Solar Power Europe reports a marked normalisation in the EU solar market in 2024 and 2025 after the exceptional surge of 2023. Five of the top 10 European solar markets installed less capacity in 2025 than in 2024, highlighting a shift from broad, multi-segment growth to country-specific and segment-specific dynamics.
In 2023, all leading EU markets recorded strong increases, many registering double-digit GW gains. By contrast, 2024 already saw four of the top 10 countries posting lower additions, and the trend intensified in 2025. The declines are now accompanied by smaller overall swings, signalling a stabilised but subdued market environment.
Germany continues to hold its position as Europe’s largest solar market, though the structure of its growth has shifted significantly. The strong rooftop boom seen in 2023 has lost momentum, with slower expansions in both the residential and commercial categories. Very small plug-in systems have grown, but not enough to offset the broader rooftop slowdown. Instead, utility-scale solar has become Germany’s key growth driver, backed by a strengthened auction framework. In 2025, gains from large-scale projects are nearly neutralised by shrinking rooftop activity, resulting in only marginal net growth year-on-year.
Spain experienced a mild contraction in 2024, mainly due to a slowdown in the rooftop and industrial segments. In 2025, the market sees a partial recovery, gaining about 0.4 GW, with utility-scale deployments driving this rebound.
A major shift occurs between France and Italy. In 2025, France overtakes Italy as the third-largest solar market in Europe. France benefits from strong commercial segment expansion and a growing utility-scale pipeline, boosting annual additions in 2024 and 2025. Italy presents the opposite pattern. While utility-scale installations have more than doubled since 2023, rooftop demand has weakened sharply. The phaseout of the Superbonus incentive has significantly reduced residential and commercial uptake, while large projects have been hampered by grid congestion and local permitting challenges.
Poland records a second consecutive year of decline. The residential and small-commercial segments, once buoyed by a generous net-metering scheme, have settled at about half their 2023 levels after the scheme’s phaseout.
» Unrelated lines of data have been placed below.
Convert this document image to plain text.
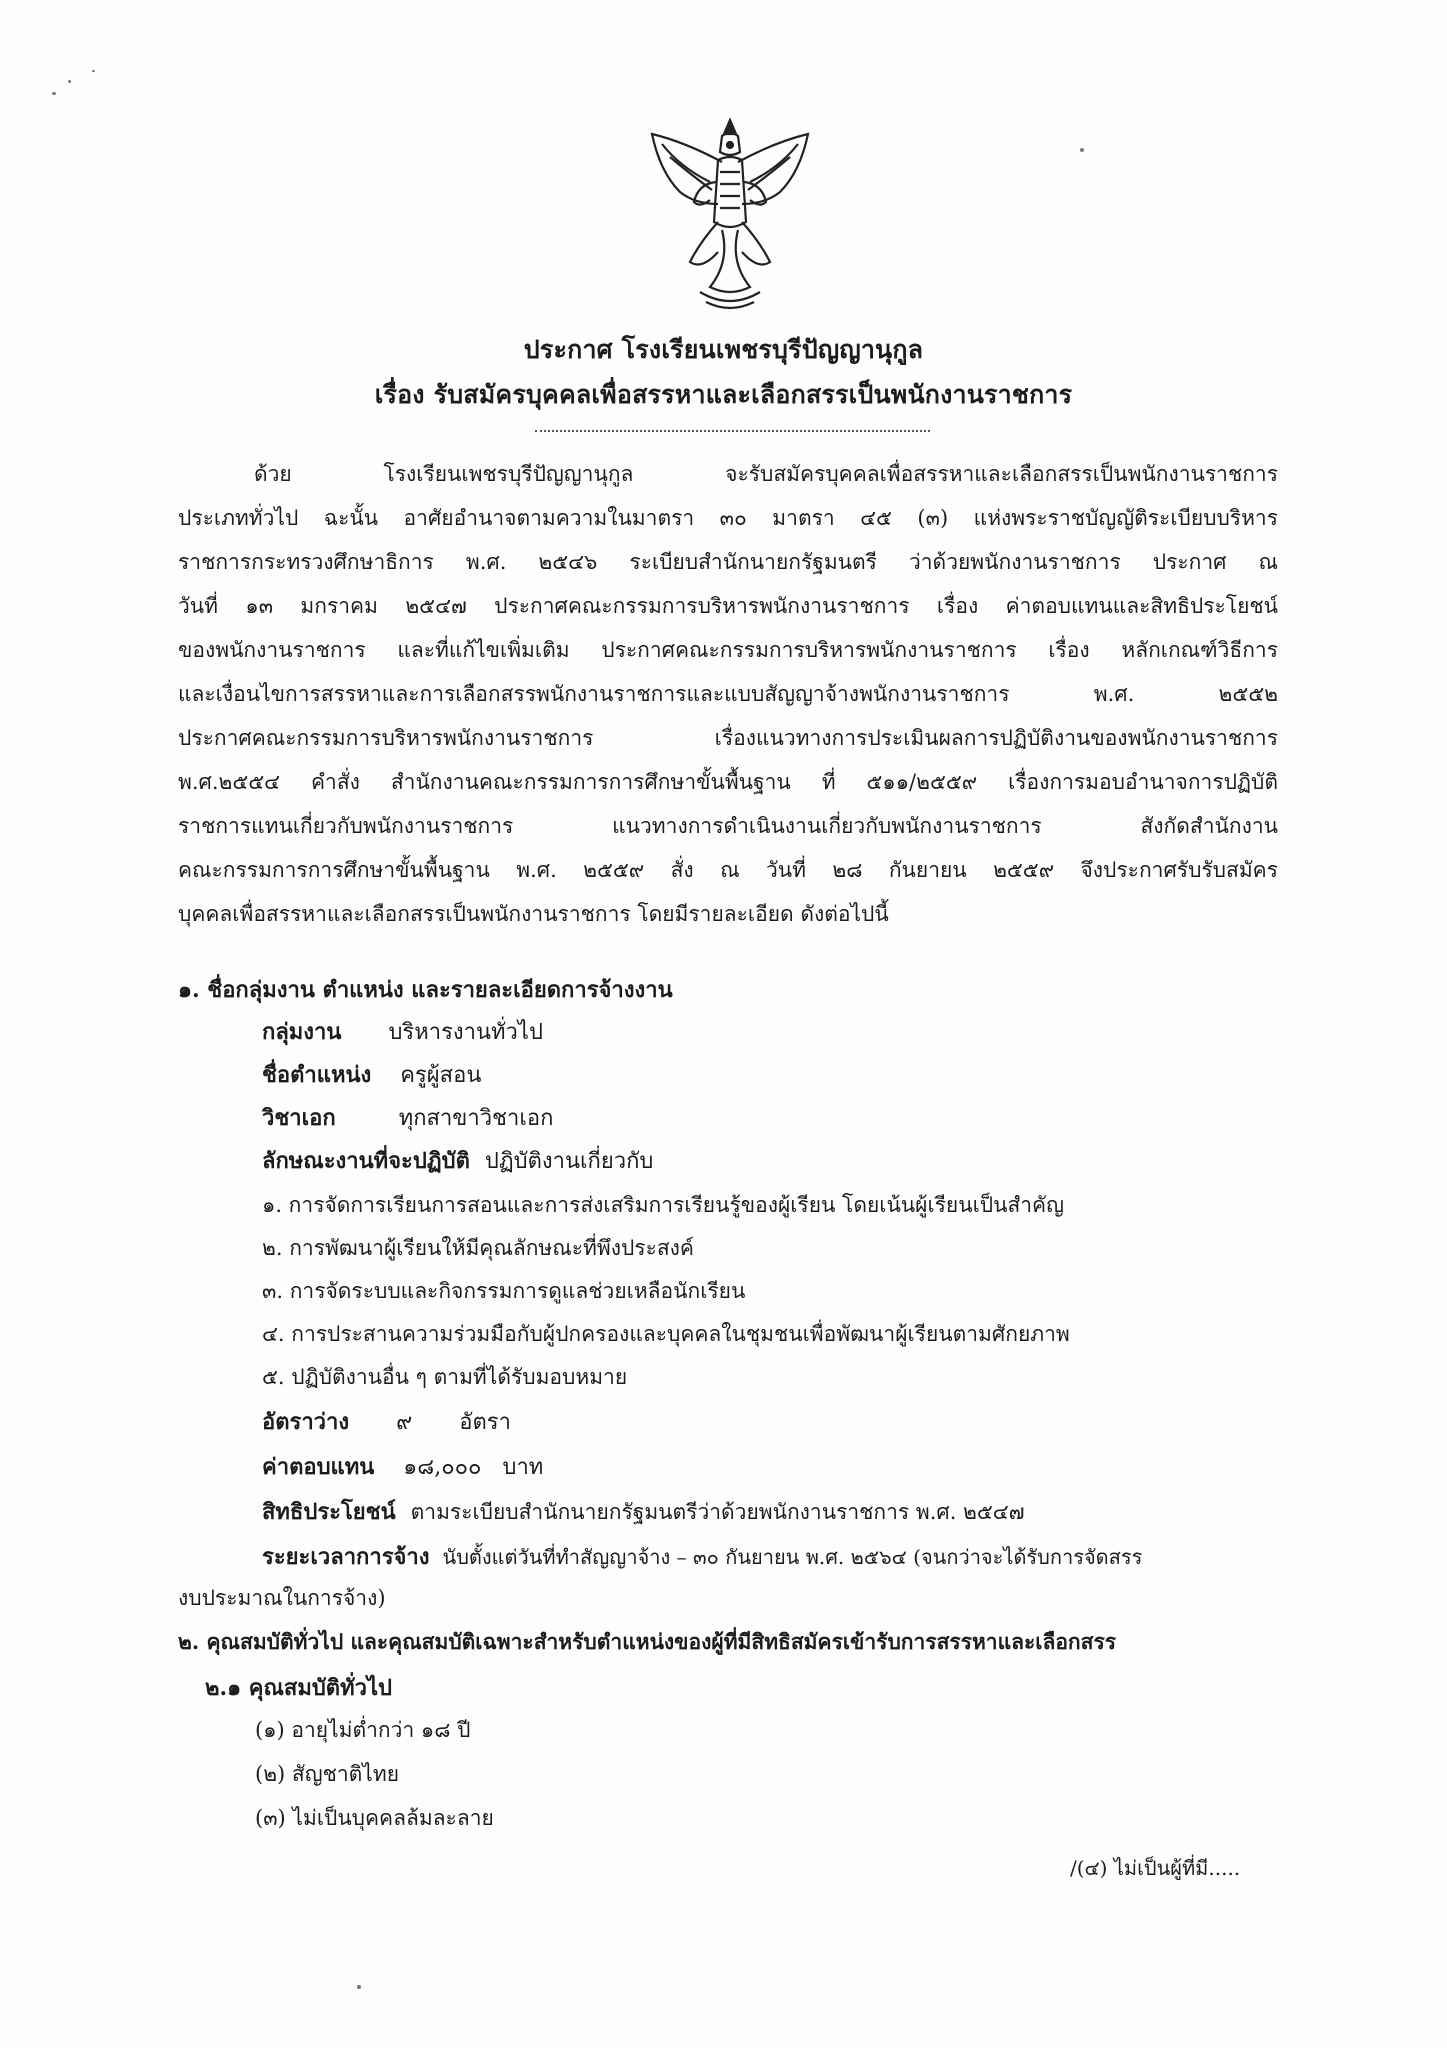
ประกาศ โรงเรียนเพชรบุรีปัญญานุกูล
เรื่อง รับสมัครบุคคลเพื่อสรรหาและเลือกสรรเป็นพนักงานราชการ
ด้วย โรงเรียนเพชรบุรีปัญญานุกูล จะรับสมัครบุคคลเพื่อสรรหาและเลือกสรรเป็นพนักงานราชการ
ประเภททั่วไป ฉะนั้น อาศัยอำนาจตามความในมาตรา ๓๐ มาตรา ๔๕ (๓) แห่งพระราชบัญญัติระเบียบบริหาร
ราชการกระทรวงศึกษาธิการ พ.ศ. ๒๕๔๖ ระเบียบสำนักนายกรัฐมนตรี ว่าด้วยพนักงานราชการ ประกาศ ณ
วันที่ ๑๓ มกราคม ๒๕๔๗ ประกาศคณะกรรมการบริหารพนักงานราชการ เรื่อง ค่าตอบแทนและสิทธิประโยชน์
ของพนักงานราชการ และที่แก้ไขเพิ่มเติม ประกาศคณะกรรมการบริหารพนักงานราชการ เรื่อง หลักเกณฑ์วิธีการ
และเงื่อนไขการสรรหาและการเลือกสรรพนักงานราชการและแบบสัญญาจ้างพนักงานราชการ พ.ศ. ๒๕๕๒
ประกาศคณะกรรมการบริหารพนักงานราชการ เรื่องแนวทางการประเมินผลการปฏิบัติงานของพนักงานราชการ
พ.ศ.๒๕๕๔ คำสั่ง สำนักงานคณะกรรมการการศึกษาขั้นพื้นฐาน ที่ ๕๑๑/๒๕๕๙ เรื่องการมอบอำนาจการปฏิบัติ
ราชการแทนเกี่ยวกับพนักงานราชการ แนวทางการดำเนินงานเกี่ยวกับพนักงานราชการ สังกัดสำนักงาน
คณะกรรมการการศึกษาขั้นพื้นฐาน พ.ศ. ๒๕๕๙ สั่ง ณ วันที่ ๒๘ กันยายน ๒๕๕๙ จึงประกาศรับรับสมัคร
บุคคลเพื่อสรรหาและเลือกสรรเป็นพนักงานราชการ โดยมีรายละเอียด ดังต่อไปนี้
๑. ชื่อกลุ่มงาน ตำแหน่ง และรายละเอียดการจ้างงาน
กลุ่มงาน บริหารงานทั่วไป
ชื่อตำแหน่ง ครูผู้สอน
วิชาเอก	ทุกสาขาวิชาเอก
ลักษณะงานที่จะปฏิบัติ ปฏิบัติงานเกี่ยวกับ
๑. การจัดการเรียนการสอนและการส่งเสริมการเรียนรู้ของผู้เรียน โดยเน้นผู้เรียนเป็นสำคัญ
๒. การพัฒนาผู้เรียนให้มีคุณลักษณะที่พึงประสงค์
๓. การจัดระบบและกิจกรรมการดูแลช่วยเหลือนักเรียน
๔. การประสานความร่วมมือกับผู้ปกครองและบุคคลในชุมชนเพื่อพัฒนาผู้เรียนตามศักยภาพ
๕. ปฏิบัติงานอื่น ๆ ตามที่ได้รับมอบหมาย
อัตราว่าง ๙ อัตรา
ค่าตอบแทน ๑๘,๐๐๐ บาท
สิทธิประโยชน์ ตามระเบียบสำนักนายกรัฐมนตรีว่าด้วยพนักงานราชการ พ.ศ. ๒๕๔๗
ระยะเวลาการจ้าง นับตั้งแต่วันที่ทำสัญญาจ้าง – ๓๐ กันยายน พ.ศ. ๒๕๖๔ (จนกว่าจะได้รับการจัดสรร
งบประมาณในการจ้าง)
๒. คุณสมบัติทั่วไป และคุณสมบัติเฉพาะสำหรับตำแหน่งของผู้ที่มีสิทธิสมัครเข้ารับการสรรหาและเลือกสรร
๒.๑ คุณสมบัติทั่วไป
(๑) อายุไม่ต่ำกว่า ๑๘ ปี
(๒) สัญชาติไทย
(๓) ไม่เป็นบุคคลล้มละลาย
/(๔) ไม่เป็นผู้ที่มี.....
Although Poland remains in the top 5, overall additions have edged downward despite strong funding under the ‘My Electricity’ programme.
The steepest contraction within the top 10 occurs in the Netherlands, which drops from fourth place in 2023 to eighth in 2025. The rooftop-heavy market is strongly affected by the phaseout of net-metering. Residential additions fall to less than one-third of their 2023 volume, with policy uncertainty and a weakening business case reducing demand well ahead of the scheme’s scheduled end in 2027.
Shifts in mid-sized markets further reshape the top 10. Romania continues its rapid rise after first entering the top 10 in 2024. The country adds 2.5 GW in 2025, up from 1.7 GW in 2024, marking a 45 percent increase – the fastest growth rate among all major EU markets. Romania’s surge is driven by stable rooftop demand, fast-growing utility-scale capacity, strong policies, fast permitting, rising energy storage deployment, and an expanding PPA and CfD environment. This momentum pushes Romania ahead of Greece, where rooftop demand is falling due to the phaseout of net-metering and delays in net-billing implementation. In Portugal, utility-scale additions fall below the GW level because of delays in pipeline execution, even though the country holds a large pipeline of future projects.
The second major shift is Bulgaria entering the top 10 for the first time. With 1.7 GW added in 2025, the country grows nearly 40 percent year-on-year. Its expansion is driven mainly by utility-scale projects linked to National Recovery and Resilience Plan deadlines. Bulgaria replaces Austria in the top 10, where annual additions have gradually declined since the 2023 peak. Austria faced changes in rooftop support mechanisms in 2025, followed by budget cuts to solar incentives, slowing overall installations.
The changing composition of the top 10 reflects the broader transition underway in the EU solar sector. Markets that once grew uniformly across segments are now diverging sharply, influenced by policy shifts, support scheme phaseouts, permitting barriers and grid constraints. While utility-scale solar is strengthening in several countries, rooftop markets in others are entering a period of consolidation. The evolving dynamics underline the need for stable policy frameworks and improved grid flexibility to sustain Europe’s solar growth trajectory through the decade.